Amarins Laanstra-Corn is a current sophomore at Stanford University studying International Relations with a focus on security and history. Her academic interests also include neuroscience, art history, psychology, and business. Previously she has held roles at the U.S. House of Representatives, Freedom House (a human rights and democracy NGO), the Lisbon Council (an EU-based economic think tank), and a cybersecurity and defense startup focusing on business development and growth strategy. Well at Stanford, Amarins additionally served as a research assistant for Professor James Fearon in the Center for International Security and Cooperation. There, she worked with data to understand, analyze, and dissect underlying trends of violence, particularly police brutality in Latin America and violence against women in western Africa.

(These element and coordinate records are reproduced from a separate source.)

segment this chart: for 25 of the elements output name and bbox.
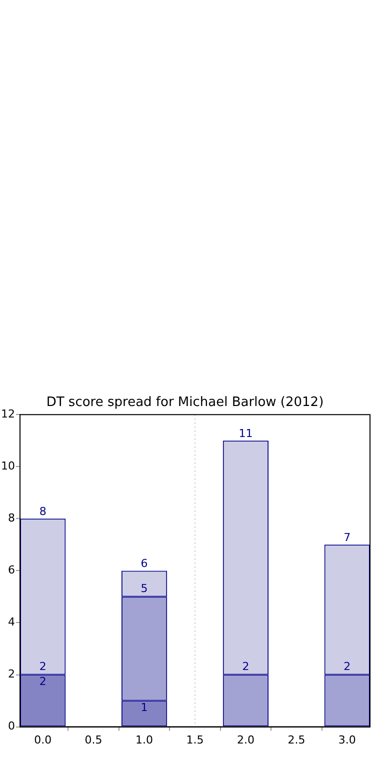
- total-label: 8: [39, 505, 46, 518]
- total-label: 6: [140, 557, 148, 570]
- data-label: 2: [39, 675, 46, 688]
- chart-title: DT score spread for Michael Barlow (2012): [46, 395, 324, 410]
- y-tick-label: 10: [0, 459, 15, 472]
- data-label: 1: [140, 701, 148, 714]
- x-tick-label: 3.0: [338, 733, 356, 746]
- total-label: 7: [344, 531, 351, 544]
- x-tick-label: 2.0: [236, 733, 254, 746]
- y-tick-label: 4: [8, 616, 15, 629]
- annotation: 2: [39, 660, 46, 674]
- y-tick-label: 12: [0, 407, 15, 420]
- x-tick-label: 2.5: [288, 733, 306, 746]
- y-tick-label: 8: [8, 512, 15, 525]
- annotation: 2: [242, 660, 250, 674]
- x-tick-label: 0.5: [84, 733, 102, 746]
- x-tick-label: 0.0: [34, 733, 52, 746]
- y-tick-label: 0: [8, 720, 15, 733]
- x-tick-label: 1.0: [136, 733, 154, 746]
- annotation: 2: [344, 660, 351, 674]
- annotation: 5: [140, 582, 148, 596]
- x-tick-label: 1.5: [186, 733, 204, 746]
- y-tick-label: 6: [8, 564, 15, 577]
- total-label: 11: [238, 426, 253, 440]
- y-tick-label: 2: [8, 668, 15, 681]
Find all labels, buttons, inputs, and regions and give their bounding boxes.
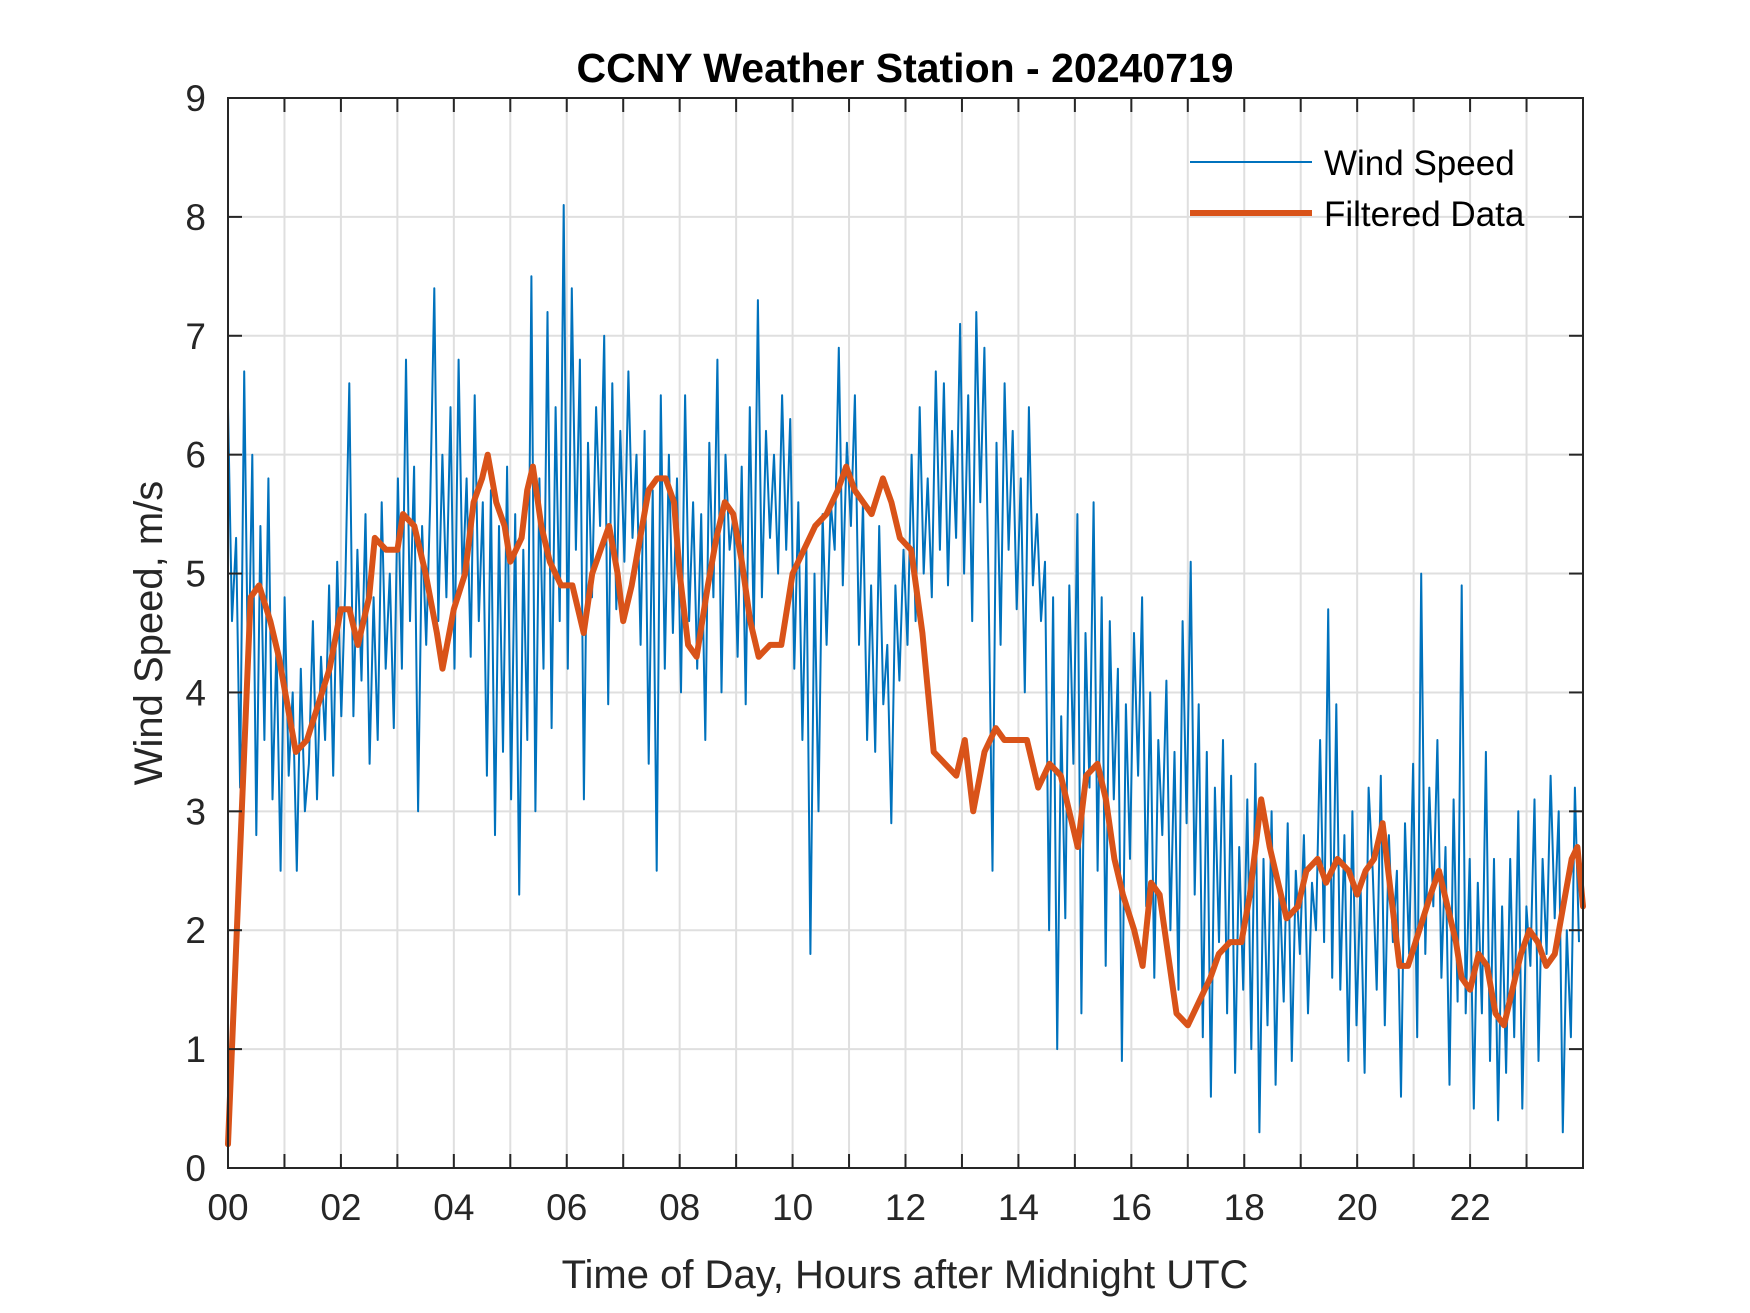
- x-tick-label: 20: [1337, 1187, 1378, 1228]
- x-tick-label: 08: [659, 1187, 700, 1228]
- x-tick-label: 18: [1224, 1187, 1265, 1228]
- legend-label-wind-speed: Wind Speed: [1324, 144, 1515, 183]
- y-tick-label: 3: [185, 791, 206, 832]
- x-axis-label: Time of Day, Hours after Midnight UTC: [562, 1253, 1249, 1297]
- x-tick-label: 02: [320, 1187, 361, 1228]
- filtered-data-line: [225, 451, 1586, 1148]
- x-tick-label: 14: [998, 1187, 1039, 1228]
- y-tick-label: 6: [185, 435, 206, 476]
- y-tick-label: 4: [185, 672, 206, 713]
- x-tick-label: 00: [207, 1187, 248, 1228]
- legend-label-filtered-data: Filtered Data: [1324, 195, 1525, 234]
- y-tick-label: 7: [185, 316, 206, 357]
- chart-title: CCNY Weather Station - 20240719: [576, 45, 1233, 91]
- y-axis-label: Wind Speed, m/s: [127, 481, 171, 786]
- x-tick-label: 16: [1111, 1187, 1152, 1228]
- x-tick-label: 06: [546, 1187, 587, 1228]
- y-tick-label: 2: [185, 910, 206, 951]
- y-tick-label: 8: [185, 197, 206, 238]
- y-tick-label: 0: [185, 1148, 206, 1189]
- ticks: [227, 97, 1583, 1169]
- x-tick-label: 22: [1450, 1187, 1491, 1228]
- legend[interactable]: Wind Speed Filtered Data: [1190, 144, 1525, 234]
- x-tick-label: 12: [885, 1187, 926, 1228]
- y-tick-label: 9: [185, 78, 206, 119]
- y-tick-label: 5: [185, 554, 206, 595]
- y-tick-label: 1: [185, 1029, 206, 1070]
- series-layer: [225, 204, 1586, 1148]
- x-tick-label: 04: [433, 1187, 474, 1228]
- x-tick-label: 10: [772, 1187, 813, 1228]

Beyond academics, Amarins has long been involved in the arts. Growing up, she studied various mediums of art practice and found herself wandering around museums and galleries for hours while her mother searched for her. She has assisted with curatorial work for local spaces, especially in collections that related to the intersection between activism and art. Recently, she was included in the student advisory group in the search for a new director and bettered practices for Stanford’s Cantor Museum. But most notably, Amarins has worked with Curious Cardinal students in dual art history and practice workshops on topics such as Jean Basquiat and Contemporary African American Art, Repetition and Motifs, and Self Portraits.
Lastly, she loves to laugh and dance around kitchens, long walks on the beach, soccer (Go Chelsea!), autobiographies, reading the NYT, traveling with no specific destination in mind, learning about emergent technologies, advocating for women’s rights, going to basketball games, listening to her friends talk their startups, and filling her home with flowers.